Webinar sobre el Acuerdo de Escazú y la Carta de la Tierra

El día 20 de abril del 2021 en un Webinar moderado por Mateo Castillo Ceja titulado Un par consistente para el empoderamiento ciudadano: La Carta de la Tierra y el Acuerdo de Escazú participaron Yolanda Kakabadse, Mauricio Limón Aguirre y Carlos de Miguel como panelistas. Participaron 70 personas en el evento en vivo.

Las siguientes preguntas guiaron las intervenciones:

  • ¿Cuáles son los puntos de encuentro entre la CT y el acuerdo de Escazú? ¿Cómo se acompañan mutuamente para lograr esos derechos de acceso?
  • ¿Cómo ambos contribuyen el empoderamiento ciudadano para incidir con más certidumbre en los procesos de la sustentabilidad?
  • ¿Cómo deberá articularse el marco legal nacional entre la CT y el AE para lograr una mayor fortaleza en estos derechos de acceso y proteger a las y los defensores de los derechos humanos en los asuntos ambientales particularmente?

El marco en forma de pregunta, ¿Son La CT y el AE un par consistente? abordado específicamente al final del webinar, permite una visión global de los temas tratados en respuesta a las tres preguntas anteriores.

La razón de ser del webinar fue apoyar el lanzamiento del Acuerdo de Escazú y establecer su conexión con la Carta de la Tierra.

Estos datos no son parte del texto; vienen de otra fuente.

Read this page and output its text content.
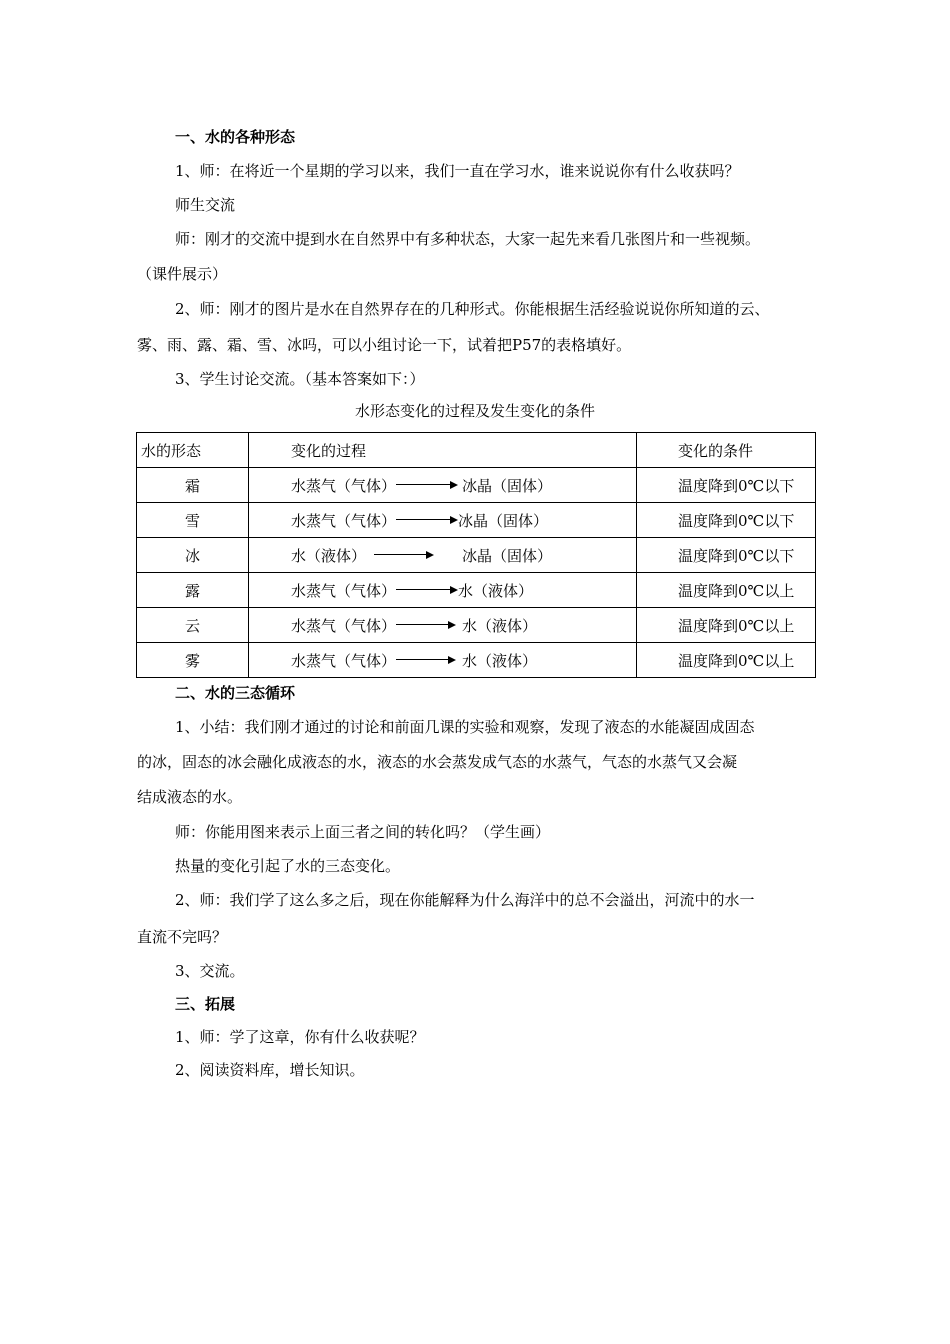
一、水的各种形态
1、师：在将近一个星期的学习以来，我们一直在学习水，谁来说说你有什么收获吗？
师生交流
师：刚才的交流中提到水在自然界中有多种状态，大家一起先来看几张图片和一些视频。
（课件展示）
2、师：刚才的图片是水在自然界存在的几种形式。你能根据生活经验说说你所知道的云、
雾、雨、露、霜、雪、冰吗，可以小组讨论一下，试着把P57的表格填好。
3、学生讨论交流。（基本答案如下：）
水形态变化的过程及发生变化的条件
水的形态	变化的过程	变化的条件
霜	水蒸气（气体） 冰晶（固体）	温度降到0℃以下
雪	水蒸气（气体） 冰晶（固体）	温度降到0℃以下
冰	水（液体） 冰晶（固体）	温度降到0℃以下
露	水蒸气（气体） 水（液体）	温度降到0℃以上
云	水蒸气（气体） 水（液体）	温度降到0℃以上
雾	水蒸气（气体） 水（液体）	温度降到0℃以上
二、水的三态循环
1、小结：我们刚才通过的讨论和前面几课的实验和观察，发现了液态的水能凝固成固态
的冰，固态的冰会融化成液态的水，液态的水会蒸发成气态的水蒸气，气态的水蒸气又会凝
结成液态的水。
师：你能用图来表示上面三者之间的转化吗？（学生画）
热量的变化引起了水的三态变化。
2、师：我们学了这么多之后，现在你能解释为什么海洋中的总不会溢出，河流中的水一
直流不完吗？
3、交流。
三、拓展
1、师：学了这章，你有什么收获呢？
2、阅读资料库，增长知识。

En ese sentido los panelistas concuerdan en que ambos documentos deben “caminar juntos” dado que la CT es un instrumento vital que sostiene relación íntima e interdependiente con el AE. La CT presenta el paraguas para una forma de vivir distinta en la que todos tienen que participar y adoptar las preocupaciones de la ciencia. El AE es el marco instrumental para que los actores pongan manos a la obra de forma hermanada. En especial considerando que, si el desarrollo sostenible es un derecho, los principios de la CT son fuente de derecho para el futuro, el AE presenta un instrumento jurídico vinculante a los países para lograrlo. Cabe destacar que una vez firmado el tratado un país no puede oponerse a su fin y objetivos, se debe alinear a sus principios y no puede ir en contra por el principio de progresividad y no regresividad.

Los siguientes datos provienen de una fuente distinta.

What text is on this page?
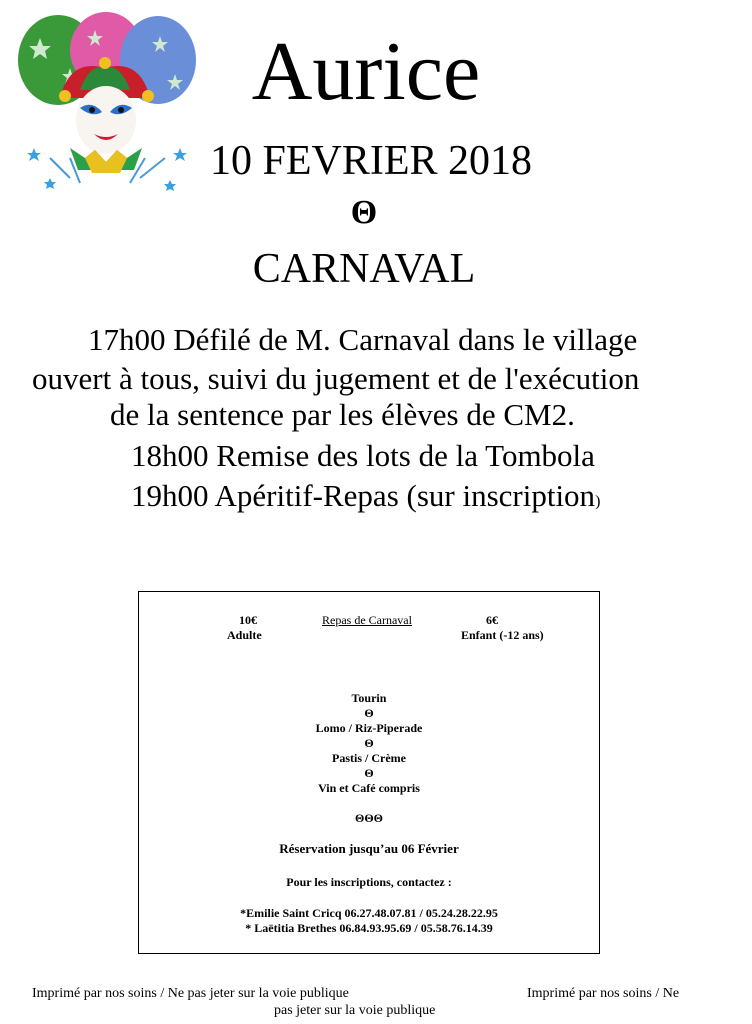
Aurice
10 FEVRIER 2018
Θ
CARNAVAL
17h00 Défilé de M. Carnaval dans le village
ouvert à tous, suivi du jugement et de l'exécution
de la sentence par les élèves de CM2.
18h00 Remise des lots de la Tombola
19h00 Apéritif-Repas (sur inscription)
10€
Adulte
Repas de Carnaval	6€
Enfant (-12 ans)
Tourin
Θ
Lomo / Riz-Piperade
Θ
Pastis / Crème
Θ
Vin et Café compris
ΘΘΘ
Réservation jusqu’au 06 Février
Pour les inscriptions, contactez :
*Emilie Saint Cricq 06.27.48.07.81 / 05.24.28.22.95
* Laëtitia Brethes 06.84.93.95.69 / 05.58.76.14.39
Imprimé par nos soins / Ne pas jeter sur la voie publique
pas jeter sur la voie publique
Imprimé par nos soins / Ne
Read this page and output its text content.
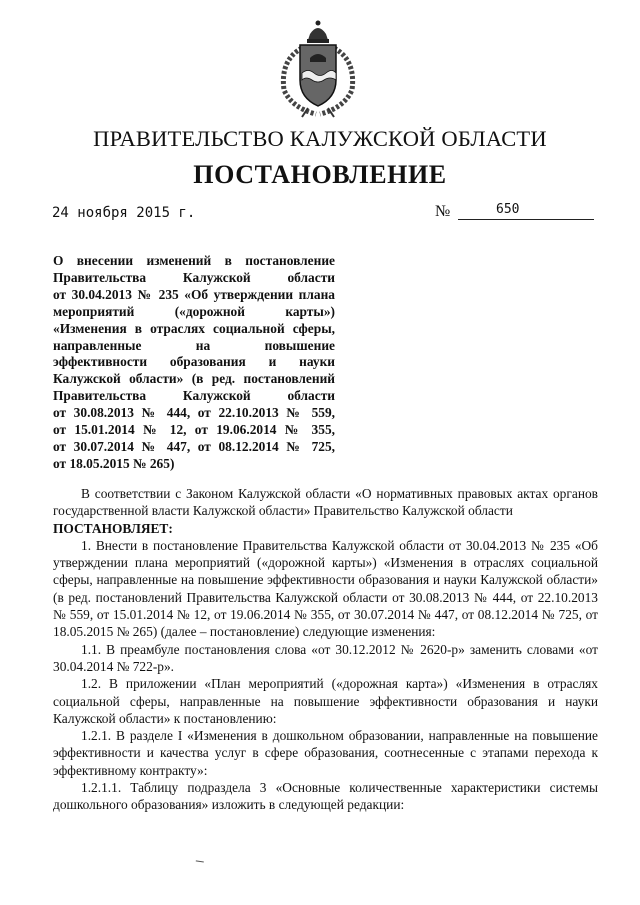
ПРАВИТЕЛЬСТВО КАЛУЖСКОЙ ОБЛАСТИ
ПОСТАНОВЛЕНИЕ
24 ноября 2015 г.	№	650
О внесении изменений в постановление
Правительства Калужской области
от 30.04.2013 № 235 «Об утверждении плана
мероприятий («дорожной карты»)
«Изменения в отраслях социальной сферы,
направленные на повышение
эффективности образования и науки
Калужской области» (в ред. постановлений
Правительства Калужской области
от 30.08.2013 № 444, от 22.10.2013 № 559,
от 15.01.2014 № 12, от 19.06.2014 № 355,
от 30.07.2014 № 447, от 08.12.2014 № 725,
от 18.05.2015 № 265)

В соответствии с Законом Калужской области «О нормативных правовых актах органов государственной власти Калужской области» Правительство Калужской области

ПОСТАНОВЛЯЕТ:

1. Внести в постановление Правительства Калужской области от 30.04.2013 № 235 «Об утверждении плана мероприятий («дорожной карты») «Изменения в отраслях социальной сферы, направленные на повышение эффективности образования и науки Калужской области» (в ред. постановлений Правительства Калужской области от 30.08.2013 № 444, от 22.10.2013 № 559, от 15.01.2014 № 12, от 19.06.2014 № 355, от 30.07.2014 № 447, от 08.12.2014 № 725, от 18.05.2015 № 265) (далее – постановление) следующие изменения:

1.1. В преамбуле постановления слова «от 30.12.2012 № 2620-р» заменить словами «от 30.04.2014 № 722-р».

1.2. В приложении «План мероприятий («дорожная карта») «Изменения в отраслях социальной сферы, направленные на повышение эффективности образования и науки Калужской области» к постановлению:

1.2.1. В разделе I «Изменения в дошкольном образовании, направленные на повышение эффективности и качества услуг в сфере образования, соотнесенные с этапами перехода к эффективному контракту»:

1.2.1.1. Таблицу подраздела 3 «Основные количественные характеристики системы дошкольного образования» изложить в следующей редакции:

La CT y el AE están hermanados en forma y en fondo, ambos se remontan a la Cumbre de Río de 1992 y destacan el empoderamiento ciudadano para resolver los problemas ambientales, producto de un diálogo intercultural y consenso entre sociedad civil y gobiernos en una base de buena voluntad. El fin común de ambos es el desarrollo sostenible y el derecho de las personas a vivir en un medioambiente sano.

La CT presenta un marco ético amplio y completo con visión del desarrollo sostenible, es fuente de deberes y obligaciones de todos para con los demás y con la Tierra, el AE los recoge como un instrumento jurídicamente vinculante de democracia ambiental. Destaca en ambos la necesidad de equilibrar las asimetrías sociales reconociendo a los ignorados y vulnerables mediante integridad ecológica, respeto y cuidado en la CT y acceso a la justicia ambiental en el AE.

El acceso a la información y la participación ciudadana son fundamentales para poner en práctica los lineamientos y mejorar la condición del planeta. No hay que hablar en difícil (Kakabadse) hay que llegar a todos los grupos del mundo y en el AE se reconoce la necesidad de la propia expresión de los mismos (ej. indígenas) sin que otros interpreten sus voces.

La implementación del AE implica reconocer que los derechos de participación, justicia y acceso a la información son indivisibles y necesarios para el empoderamiento ciudadano y es responsabilidad de los estados tutelar dicha implementación. Quien sabe participar tiene acceso a una justicia (Limón); en una auténtica democracia participativa todo el mundo juega igual.

La solidaridad continua y constante del ser humano es esencial: con el planeta, entre generaciones, población urbana y rural, hombres y mujeres, naciones. La mayoría de los países cuentan con marcos normativos que permiten implementar los contenidos del AE poniendo atención en hacer las cosas mejor. Las asimetrías generan pérdidas porque falta información (de Miguel). Dentro de sus propios marcos y un principio progresivo de derecho, el AE pueden ir teniendo eficacia en gobernanza adecuada, democracia participativa y deliberativa, derechos de acceso al igual que un andamiaje institucional con presupuestos y aplicación práctica a dos niveles: eficacia plena y eficacia progresiva.

Es fundamental que el AE sea instrumento de trabajo nacional, para lo que es necesaria su difusión, facilitar la comprensión a los ciudadanos y que sea parte de la dinámica social y la convivencia ciudadana.